Spectra contain a large number of variables; different methods were used to lower the number of these variables to ¼ of the spectral data before applying partial least squares (PLS). In the first case (RS1), these variables were selected using a Pearson correlation, where ¼ of all spectral variables were chosen based on the largest absolute correlation with the dependent variable for which the model was being built. Another technique (RS2) was to first cut the number of spectral variables in half, taking in the parts of the spectra where the spectra of the standards show most of the absorption peaks (in this case, between 500–1700 cm−1 and between 2950–3500 cm−1) and then applying Pearson correlation to obtain ¼ of all spectral variables, similarly to the previous case. In addition, the third technique (RS3) to lower the number of variables was selecting ¼ of the spectral variables based on normalized infrared spectra of the rutin, quercetin and quercitrin standards. A preset criterion was the total number of variables (one quarter of the whole spectra), and at least one of the signals of the spectra of the standards had to be higher than the suitable limit (approximately 0.4).

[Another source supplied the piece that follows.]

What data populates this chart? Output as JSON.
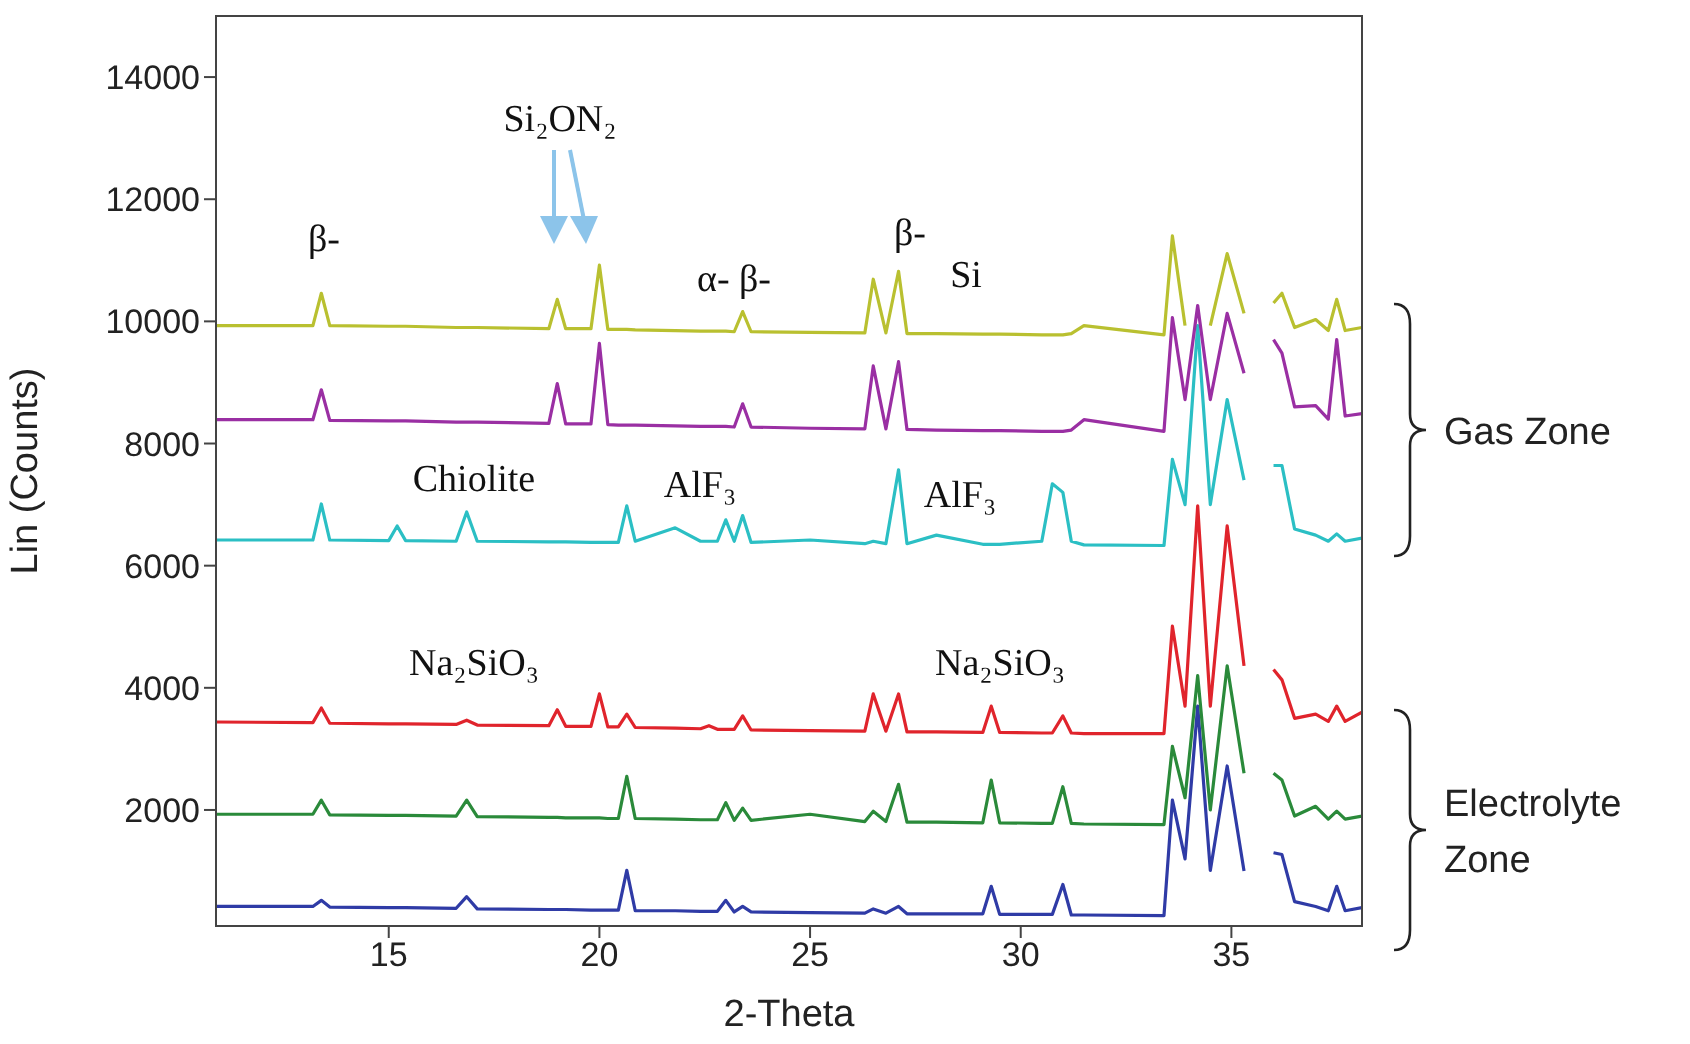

All samples were divided into calibration and validation sets. In the cases where three spectra of the same sample were included in the analysis, all three were assigned to the same set. To obtain the most appropriate number of latent factors for PLS, the leave-one-out method was used on the calibration set to test for the use of 1–20 latent factors. Most commonly, three latent factors were determined to be optimal. We also tested the influence of adding some new independent variables to the spectral data. These were information about the sample that are usually known, such as plant part (leaf or flower) and Fagopyrum species. These were added in the form of dummy variables.

The quality of the models was assessed using the correlation R of the calibration and validation set of samples and the root mean square error of calibration (RMSEC) and root mean square error of validation (RMSEV).

Data availability

Infrared spectra analysed during the current study are available from the corresponding author on reasonable request.